When the going gets tough, the tough start writing

Articulating your thoughts and feelings on a page can be the bravest thing you ever do in your life. It takes guts to be honest with yourself, let alone others, about what is really bugging you, frightening you and holding you back. When your mind feels muddy or your thoughts are flying around like butterflies on speed, it is often a sign of avoidance. Your subconscious knows full well what’s wrong and your conscious mind is desperately trying to shield you from it, whatever this ‘it’ may be. It’s a protective mechanism that helps us from becoming overwhelmed by difficult emotions. But those things you avoid dealing with will build a prickly nest right in the centre of your chest and keep poking your mind at regular intervals to make sure you remember that it’s still there. Unresolved.

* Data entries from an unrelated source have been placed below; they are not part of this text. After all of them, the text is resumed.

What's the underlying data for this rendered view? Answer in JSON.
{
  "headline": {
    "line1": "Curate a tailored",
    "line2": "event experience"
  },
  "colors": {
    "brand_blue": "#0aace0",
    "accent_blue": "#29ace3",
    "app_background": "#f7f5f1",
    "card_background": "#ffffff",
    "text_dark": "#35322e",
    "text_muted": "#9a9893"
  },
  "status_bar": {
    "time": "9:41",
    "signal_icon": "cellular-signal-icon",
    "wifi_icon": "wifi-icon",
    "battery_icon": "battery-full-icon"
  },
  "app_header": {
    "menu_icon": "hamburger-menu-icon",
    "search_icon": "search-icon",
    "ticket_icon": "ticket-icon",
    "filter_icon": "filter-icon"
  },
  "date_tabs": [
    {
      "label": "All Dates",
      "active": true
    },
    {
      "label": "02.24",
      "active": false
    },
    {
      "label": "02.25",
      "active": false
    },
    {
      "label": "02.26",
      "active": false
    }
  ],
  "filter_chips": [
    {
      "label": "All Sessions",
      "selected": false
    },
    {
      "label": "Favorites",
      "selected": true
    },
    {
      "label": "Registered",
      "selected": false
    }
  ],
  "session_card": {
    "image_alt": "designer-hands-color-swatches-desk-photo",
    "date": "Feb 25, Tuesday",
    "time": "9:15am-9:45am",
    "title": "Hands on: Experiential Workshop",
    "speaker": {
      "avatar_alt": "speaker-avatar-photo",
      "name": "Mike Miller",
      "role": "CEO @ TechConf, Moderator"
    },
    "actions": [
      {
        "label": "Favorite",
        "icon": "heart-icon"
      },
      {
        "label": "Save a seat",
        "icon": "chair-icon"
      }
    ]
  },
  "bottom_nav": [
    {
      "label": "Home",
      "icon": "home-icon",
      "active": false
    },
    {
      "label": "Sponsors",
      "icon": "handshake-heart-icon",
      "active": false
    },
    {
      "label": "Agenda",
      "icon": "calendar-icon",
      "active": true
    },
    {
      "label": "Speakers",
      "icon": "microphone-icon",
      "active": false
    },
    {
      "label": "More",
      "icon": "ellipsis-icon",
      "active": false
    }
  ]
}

I get it. We avoid doing difficult things that we know will upset us. I am guilty of this too. But writing can release some of the tension around issues and ruffle that annoying feeling in your chest. All it takes is to be brave enough to give it a try and trust the process. So when the going gets tough, the pen can be your weapon to fight back and keeping strong.

My own experience of how helpful writing can be started when I was going through cancer treatment a few years ago. Getting cancer was not on my agenda, or anywhere in my universe, living a reasonably healthy life and being a busy mum to two young children. But sometimes life pelts lemons at you and you better duck or get bitter.

The experience of cancer diagnosis, surgery and treatment was nothing like I would have imagined it. It was pretty shitty, that goes without saying, but the things that concerned me most was not the prospect of being defeated by a life-threating illness. No, I was more distraught about losing my hair due to the chemotherapy treatment. I am a reasonably intelligent person and consciously I knew this was silly but it was bugging me to no end and I could not understand why. Until I sat down to write about it.

Ten minutes of free-flow writing was all it took to get to the bottom of why hair loss was such a traumatic thought for me. It had nothing to do with going bald. Instead, it was the fact that it was a visible sign of my illness and everyone could take one look at me and know I had cancer. The hair would grow back and I could deal with wearing hats for a few months. But the realisation that I couldn’t keep my illness private was causing anxiety because I don’t do self-pity and I didn’t want pity from others either. However, realising that this was the root of my anxiety enabled me to find a way to deal with it. Understanding myself and my feelings made it easier to cope with my circumstances. I pulled that anxiety nest right out of my chest and put a pretty chemo hat on it.

Sometimes you don’t know how tough you are until you look a bit closer. Then it’s time to get going, and start writing.